Now that we’re in the $1500-2000 range, you can consider the best of the lot, the Apple Studio Display. This is from the company Apple accessories that like to charge $499 for a set of wheels (and no, I didn’t leave out a decimal point) so it’s no surprise it’s the priciest of the lot. However, Apple does routinely make the best available products and not cut corners with plastic cases, poor return policies, and ugly cabling. Despite the occasional round-mouse shaped misfire, Apple really does try to make the best products that can be made, pricing be damned. The Studio Display is no exception. If money is no object and 27″ is big enough for you, buy this. I do recommend spending the extra $500 for the adjustable stand unless you plan to mount it on a monitor arm.
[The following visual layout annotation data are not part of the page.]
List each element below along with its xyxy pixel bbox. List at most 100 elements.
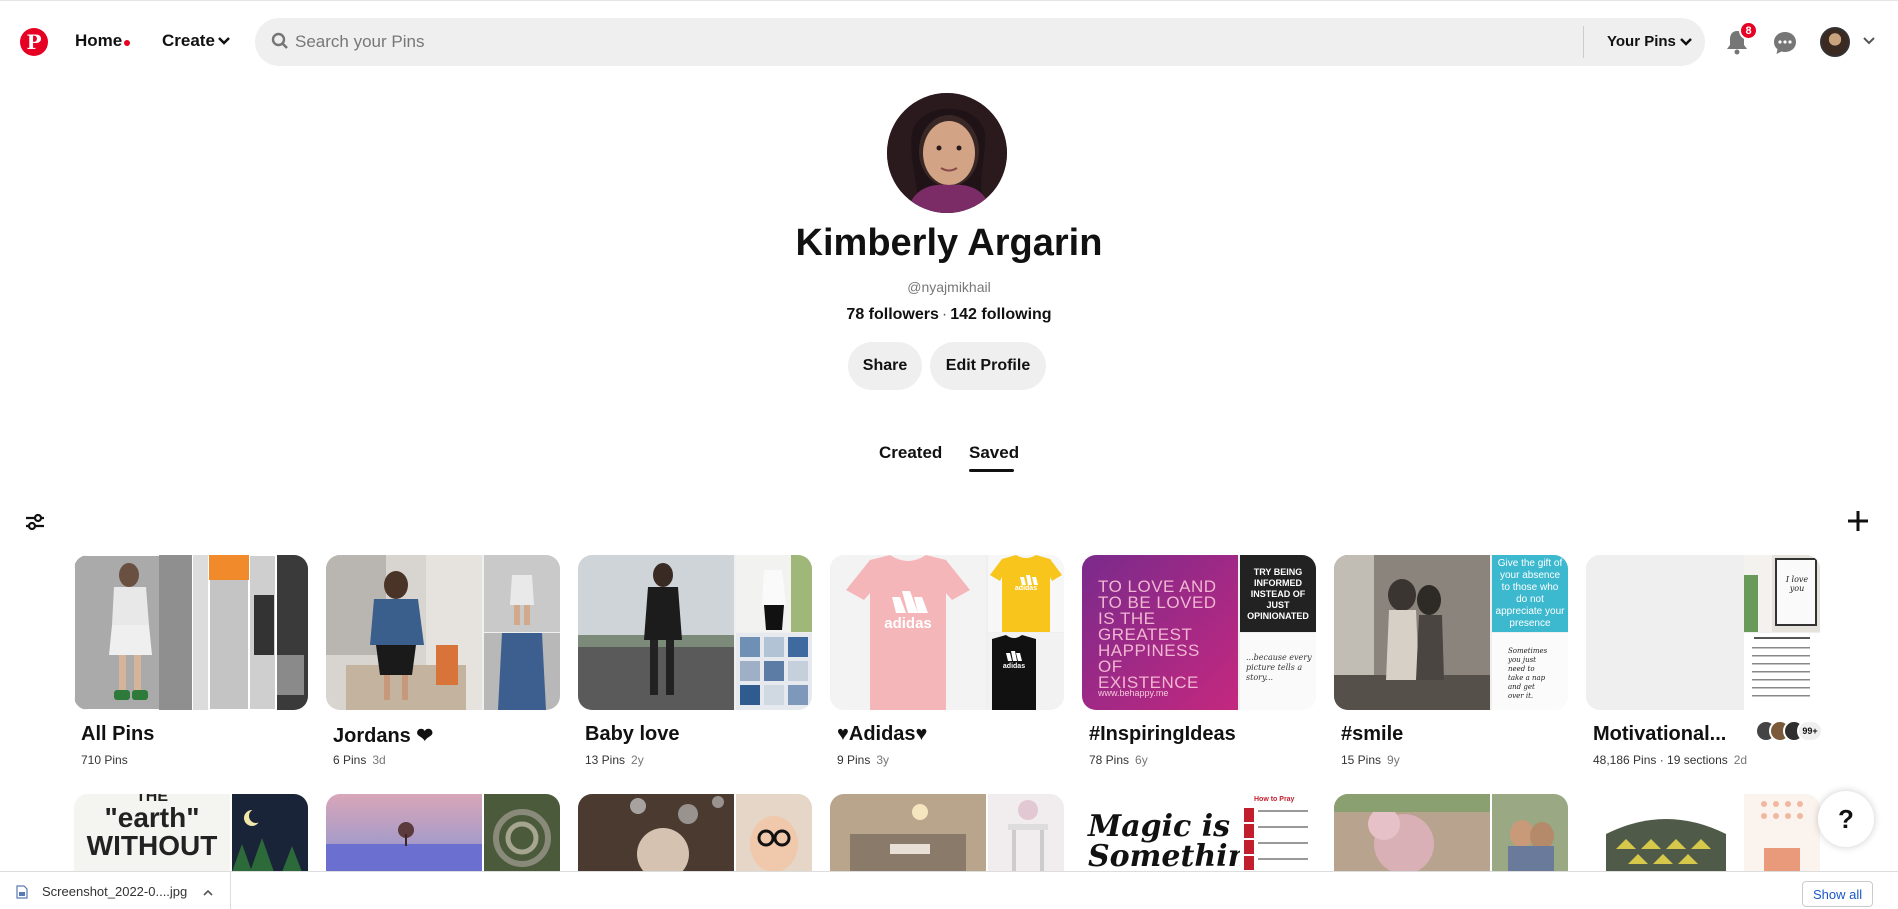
board-cover-image (830, 794, 986, 872)
quote-text: TRY BEING INFORMED INSTEAD OF JUST OPINI… (1247, 567, 1309, 621)
search-input[interactable] (295, 18, 1615, 66)
search-scope-dropdown[interactable]: Your Pins (1607, 33, 1676, 50)
board-cover[interactable]: TO LOVE AND TO BE LOVED IS THE GREATEST … (1082, 555, 1316, 710)
chevron-down-icon[interactable] (1862, 34, 1876, 48)
download-item[interactable]: Screenshot_2022-0....jpg (16, 884, 187, 899)
board-pin-count: 15 Pins (1341, 753, 1382, 767)
file-icon (16, 884, 28, 899)
tab-created[interactable]: Created (879, 443, 942, 463)
board-cover[interactable] (578, 555, 812, 710)
account-avatar[interactable] (1820, 27, 1850, 57)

Yes, it’s overpriced, but you’ll be glad you have it.

There used to also be 4K displays at 24″, which had the same 218 dots per inch resolution for super crisp clarity and maximum performance. Unfortunately those no longer seem to be sold except as part of an iMac.

Option 4: $2000-$6000 32″ 6K Graphics Professionals

If you really want a big monitor (though most people would be better off with two smaller monitors for less money) there are two choices: the Dell 6K and the Apple Pro XDR Display. There are other monitors in the 30″+ range you can buy, but none of them have the resolution needed for super-crisp text, ultra-clear pictures, and maximum performance. At 32″ 6K is the number of pixels needed to get that ideal 218 DPI resolution. Much less or more than that and performance and picture both suffer.

The Dell Ultrasharp 32 6K retails for $3000 but can usually be found with various discounts for $2000 or even less. I own one, and it’s pretty sweet.

The Apple Pro XDR Display has an even better picture, but at $5000 with regular glass or $6000 with nano-texture glass, I can’t say it’s $3000 better than the Dell. If money is no object, buy this. Otherwise go with the Dell.